Two housewares chains owned by a prominent Canadian retailing family have filed for protection from their creditors for the second time in four years amid heated competition in the home-décor field and shifting consumer tastes.
Bombay and Bowring, owned by a member of the Benitah family that also runs Fairweather, International Clothiers and other chains, has filed a notice with the Office of the Superintendent of Bankruptcy of their intention to make a proposal to restructure their $50.4-million of debt. It means the chains, which have about 100 stores between them in malls across the country, are insolvent and can no longer pay their bills.
Bombay and Bowring struggled to catch up with fast-changing shopping trends and a more crowded field including emerging e-commerce players such as U.S. specialist Wayfair Inc. and Amazon.com Inc., the 800-pound gorilla.
“Bombay and Bowring are old business models that hadn’t kept up,” said Maureen Atkinson, senior partner at retail consultancy J. C. Williams Group. “Nobody really wanted to shop there.”

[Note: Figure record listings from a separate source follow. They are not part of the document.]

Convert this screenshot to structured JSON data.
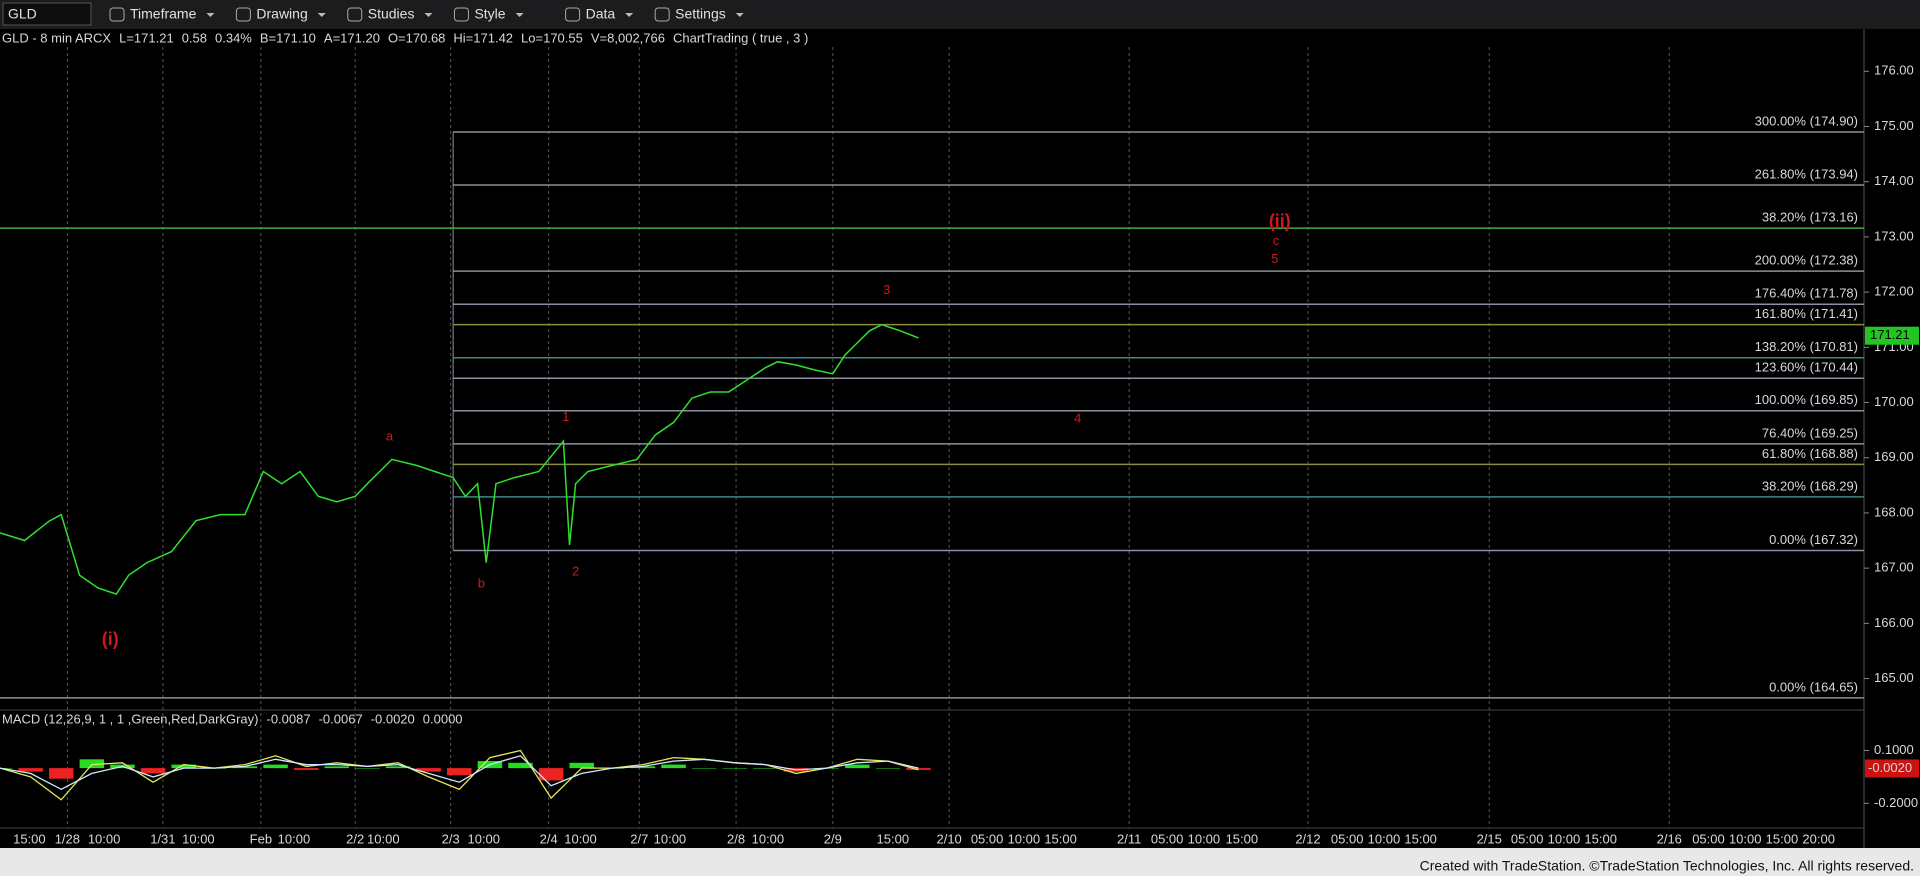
{
  "toolbar": {
    "symbol": "GLD",
    "items": [
      "Timeframe",
      "Drawing",
      "Studies",
      "Style",
      "Data",
      "Settings"
    ]
  },
  "footer": "Created with TradeStation. ©TradeStation Technologies, Inc. All rights reserved.",
  "chart_data": {
    "type": "line",
    "header": [
      {
        "text": "GLD - 8 min  ARCX",
        "color": "#e0e0e0"
      },
      {
        "text": "L=171.21",
        "color": "#3ddc3d"
      },
      {
        "text": "0.58",
        "color": "#3ddc3d"
      },
      {
        "text": "0.34%",
        "color": "#3ddc3d"
      },
      {
        "text": "B=171.10",
        "color": "#e0e0e0"
      },
      {
        "text": "A=171.20",
        "color": "#e0e0e0"
      },
      {
        "text": "O=170.68",
        "color": "#3ddc3d"
      },
      {
        "text": "Hi=171.42",
        "color": "#e0e0e0"
      },
      {
        "text": "Lo=170.55",
        "color": "#e0e0e0"
      },
      {
        "text": "V=8,002,766",
        "color": "#e0e0e0"
      },
      {
        "text": "ChartTrading ( true , 3 )",
        "color": "#e0e0e0"
      }
    ],
    "xlim": [
      0,
      1522
    ],
    "xticks": [
      {
        "value": 24,
        "label": "15:00"
      },
      {
        "value": 55,
        "label": "1/28"
      },
      {
        "value": 85,
        "label": "10:00"
      },
      {
        "value": 133,
        "label": "1/31"
      },
      {
        "value": 162,
        "label": "10:00"
      },
      {
        "value": 213,
        "label": "Feb"
      },
      {
        "value": 240,
        "label": "10:00"
      },
      {
        "value": 290,
        "label": "2/2"
      },
      {
        "value": 313,
        "label": "10:00"
      },
      {
        "value": 368,
        "label": "2/3"
      },
      {
        "value": 395,
        "label": "10:00"
      },
      {
        "value": 448,
        "label": "2/4"
      },
      {
        "value": 474,
        "label": "10:00"
      },
      {
        "value": 522,
        "label": "2/7"
      },
      {
        "value": 547,
        "label": "10:00"
      },
      {
        "value": 601,
        "label": "2/8"
      },
      {
        "value": 627,
        "label": "10:00"
      },
      {
        "value": 680,
        "label": "2/9"
      },
      {
        "value": 729,
        "label": "15:00"
      },
      {
        "value": 775,
        "label": "2/10"
      },
      {
        "value": 806,
        "label": "05:00"
      },
      {
        "value": 836,
        "label": "10:00"
      },
      {
        "value": 866,
        "label": "15:00"
      },
      {
        "value": 922,
        "label": "2/11"
      },
      {
        "value": 953,
        "label": "05:00"
      },
      {
        "value": 983,
        "label": "10:00"
      },
      {
        "value": 1014,
        "label": "15:00"
      },
      {
        "value": 1068,
        "label": "2/12"
      },
      {
        "value": 1100,
        "label": "05:00"
      },
      {
        "value": 1130,
        "label": "10:00"
      },
      {
        "value": 1160,
        "label": "15:00"
      },
      {
        "value": 1216,
        "label": "2/15"
      },
      {
        "value": 1247,
        "label": "05:00"
      },
      {
        "value": 1277,
        "label": "10:00"
      },
      {
        "value": 1307,
        "label": "15:00"
      },
      {
        "value": 1363,
        "label": "2/16"
      },
      {
        "value": 1395,
        "label": "05:00"
      },
      {
        "value": 1425,
        "label": "10:00"
      },
      {
        "value": 1455,
        "label": "15:00"
      },
      {
        "value": 1485,
        "label": "20:00"
      }
    ],
    "ylim": [
      164.43,
      176.73
    ],
    "yticks": [
      {
        "value": 176,
        "label": "176.00"
      },
      {
        "value": 175,
        "label": "175.00"
      },
      {
        "value": 174,
        "label": "174.00"
      },
      {
        "value": 173,
        "label": "173.00"
      },
      {
        "value": 172,
        "label": "172.00"
      },
      {
        "value": 171,
        "label": "171.00"
      },
      {
        "value": 170,
        "label": "170.00"
      },
      {
        "value": 169,
        "label": "169.00"
      },
      {
        "value": 168,
        "label": "168.00"
      },
      {
        "value": 167,
        "label": "167.00"
      },
      {
        "value": 166,
        "label": "166.00"
      },
      {
        "value": 165,
        "label": "165.00"
      }
    ],
    "last_price": {
      "value": 171.21,
      "label": "171.21",
      "color": "#22c522"
    },
    "series": [
      {
        "name": "GLD",
        "color": "#2fe02f",
        "x": [
          0,
          20,
          40,
          50,
          65,
          80,
          95,
          105,
          120,
          140,
          160,
          180,
          200,
          215,
          230,
          245,
          260,
          275,
          290,
          300,
          310,
          320,
          340,
          355,
          370,
          380,
          390,
          397,
          405,
          420,
          440,
          460,
          465,
          470,
          480,
          500,
          520,
          535,
          550,
          565,
          580,
          595,
          610,
          625,
          635,
          650,
          665,
          680,
          690,
          700,
          710,
          720,
          735,
          750
        ],
        "values": [
          167.64,
          167.5,
          167.85,
          167.97,
          166.87,
          166.64,
          166.53,
          166.87,
          167.1,
          167.3,
          167.86,
          167.97,
          167.97,
          168.75,
          168.53,
          168.75,
          168.3,
          168.2,
          168.3,
          168.53,
          168.75,
          168.97,
          168.86,
          168.75,
          168.64,
          168.3,
          168.53,
          167.1,
          168.53,
          168.64,
          168.75,
          169.3,
          167.42,
          168.53,
          168.75,
          168.86,
          168.97,
          169.41,
          169.64,
          170.08,
          170.19,
          170.19,
          170.41,
          170.63,
          170.74,
          170.68,
          170.59,
          170.52,
          170.86,
          171.08,
          171.3,
          171.41,
          171.3,
          171.17
        ]
      }
    ],
    "fib_start_x": 370,
    "levels": [
      {
        "label": "300.00% (174.90)",
        "value": 174.9,
        "color": "#8a90a0"
      },
      {
        "label": "261.80% (173.94)",
        "value": 173.94,
        "color": "#8a90a0"
      },
      {
        "label": "38.20% (173.16)",
        "value": 173.16,
        "color": "#3fae3f",
        "full": true
      },
      {
        "label": "200.00% (172.38)",
        "value": 172.38,
        "color": "#8a90a0"
      },
      {
        "label": "176.40% (171.78)",
        "value": 171.78,
        "color": "#8a90a0"
      },
      {
        "label": "161.80% (171.41)",
        "value": 171.41,
        "color": "#8c8c3a"
      },
      {
        "label": "138.20% (170.81)",
        "value": 170.81,
        "color": "#3a8c8c"
      },
      {
        "label": "123.60% (170.44)",
        "value": 170.44,
        "color": "#8a90a0"
      },
      {
        "label": "100.00% (169.85)",
        "value": 169.85,
        "color": "#8a90a0"
      },
      {
        "label": "76.40% (169.25)",
        "value": 169.25,
        "color": "#8a90a0"
      },
      {
        "label": "61.80% (168.88)",
        "value": 168.88,
        "color": "#8c8c3a"
      },
      {
        "label": "38.20% (168.29)",
        "value": 168.29,
        "color": "#3a8c8c"
      },
      {
        "label": "0.00% (167.32)",
        "value": 167.32,
        "color": "#8a90a0"
      },
      {
        "label": "0.00% (164.65)",
        "value": 164.65,
        "color": "#8a90a0",
        "full": true
      }
    ],
    "annotations": [
      {
        "text": "(i)",
        "x": 90,
        "y": 165.69,
        "big": true
      },
      {
        "text": "a",
        "x": 318,
        "y": 169.37
      },
      {
        "text": "b",
        "x": 393,
        "y": 166.71
      },
      {
        "text": "1",
        "x": 462,
        "y": 169.73
      },
      {
        "text": "2",
        "x": 470,
        "y": 166.93
      },
      {
        "text": "3",
        "x": 724,
        "y": 172.03
      },
      {
        "text": "4",
        "x": 880,
        "y": 169.7
      },
      {
        "text": "(ii)",
        "x": 1045,
        "y": 173.27,
        "big": true
      },
      {
        "text": "c",
        "x": 1042,
        "y": 172.92
      },
      {
        "text": "5",
        "x": 1041,
        "y": 172.59
      }
    ],
    "macd": {
      "title": "MACD (12,26,9, 1 , 1 ,Green,Red,DarkGray)",
      "readings": [
        {
          "text": "-0.0087",
          "color": "#e6e65a"
        },
        {
          "text": "-0.0067",
          "color": "#7fd4ff"
        },
        {
          "text": "-0.0020",
          "color": "#ff4040"
        },
        {
          "text": "0.0000",
          "color": "#3ddc3d"
        }
      ],
      "ylim": [
        -0.34,
        0.33
      ],
      "yticks": [
        {
          "value": 0.1,
          "label": "0.1000"
        },
        {
          "value": -0.2,
          "label": "-0.2000"
        }
      ],
      "x": [
        0,
        25,
        50,
        75,
        100,
        125,
        150,
        175,
        200,
        225,
        250,
        275,
        300,
        325,
        350,
        375,
        400,
        425,
        450,
        475,
        500,
        525,
        550,
        575,
        600,
        625,
        650,
        675,
        700,
        725,
        750
      ],
      "series": [
        {
          "name": "MACD",
          "color": "#e6e65a",
          "values": [
            0.0,
            -0.05,
            -0.18,
            0.02,
            0.03,
            -0.08,
            0.02,
            0.0,
            0.02,
            0.07,
            0.01,
            0.03,
            0.01,
            0.03,
            -0.05,
            -0.12,
            0.06,
            0.1,
            -0.17,
            0.0,
            0.0,
            0.02,
            0.06,
            0.05,
            0.03,
            0.02,
            -0.03,
            0.0,
            0.05,
            0.04,
            -0.01
          ]
        },
        {
          "name": "Signal",
          "color": "#cfe8ff",
          "values": [
            0.0,
            -0.03,
            -0.12,
            -0.03,
            0.01,
            -0.05,
            0.0,
            0.0,
            0.01,
            0.05,
            0.02,
            0.02,
            0.01,
            0.02,
            -0.03,
            -0.08,
            0.02,
            0.07,
            -0.1,
            -0.03,
            0.0,
            0.01,
            0.04,
            0.05,
            0.03,
            0.02,
            -0.01,
            0.0,
            0.03,
            0.04,
            0.0
          ]
        }
      ],
      "hist": [
        0,
        -0.02,
        -0.06,
        0.05,
        0.02,
        -0.03,
        0.02,
        0,
        0.01,
        0.02,
        -0.01,
        0.01,
        0,
        0.01,
        -0.02,
        -0.04,
        0.04,
        0.03,
        -0.07,
        0.03,
        0,
        0.01,
        0.02,
        0,
        0,
        0,
        -0.02,
        0,
        0.02,
        0,
        -0.01
      ],
      "up_color": "#22dd22",
      "down_color": "#ee2222",
      "tag": {
        "value": -0.002,
        "label": "-0.0020",
        "color": "#cc1111"
      }
    }
  }
}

Bombay and Bowring had difficulty responding quickly enough to consumers who were shifting their shopping online and seeking items for smaller homes or condominiums with more modern styling, she said. And they faced a growing array of home-goods players entering this market, she said,
And while a strong housing market has supported an expanding home goods retail industry, the housing sector is softening which tends to dampen sales growth among housewares retailers, she said.
The Oct. 25 filing, under a numbered company, comes as U.S. home improvement giant Lowe’s Cos. Inc. this week said it is shutting 27 of its stores, mostly under the Rona banner, as well as two offices and two plants, in an overcrowded market and a cooling housing sector.
Sales at furniture and home décor stores slipped 0.2 per cent in August -- and 0.1 per cent for the three months ended in August -- to $18.6-billion according to Statistics Canada.
Bombay and Bowring along with a third home-decor chain, Benix -- which no long operates -- got court protection from their creditors in 2014. It had $86.6-million of debt, almost half of it owed to companies tied to brothers Isaac and Fred Benitah as secured creditors, filings at the time said. They closed about a third of their stores.
Fred Benitah, who runs Bombay and Bowring, did not respond to a voice-mail message. The chains' insolvency trustee, Richter Advisory Group, did not respond to numerous phone and email messages.
In the latest proceedings, Bombay and Bowring have filed a “notice of intention to make a proposal” under the Bankruptcy and Insolvency Act. A source familiar with the situation said the insolvent retailers are considering whether to close all or some of their stores.
Landlords face the prospect of another retail departure after having been hit with a flood of store closings and bankruptcies over the past few years. But property owners said they were optimistic they would be able to replace Bowring and Bombay with stronger tenants if stores shut down.
Eva Lannon, a spokeswoman for Cadillac Fairview, one of the country’s largest shopping centre landlords, said it has three of each of Bombay and Bowring in its properties. “It’s never easy to see valued tenants leave our malls,” she said. “The reality is that the retail landscape is highly competitive.”
Mitchell Goldhar, executive chairman of landlord SmartCentres Real Estate Income Trust, said its malls have 21 Bombay and Bowring stores whose rents generally are below market values. He said SmartCentres can replace the Bombay and Bowring outlets with newer concepts, such as cannabis dispensaries, which can generate higher rents, more shopper traffic and better overall returns. “From a landlord’s perspective, it’s an opportunity.”
Isaac Benitah has grappled with other creditor protection filings over the past few years tied to fashion chains including International Clothiers, Les Ailes de la Mode and Designer Depot. They emerged from the proceedings with fewer stores. He gained a public profile in 2013 when he won a settlement with U.S. discounter Target Corp. over ownership rights to the Target name in Canada. Target launched 133 stores here starting that year but failed in 2015, shuttering the Canadian chain.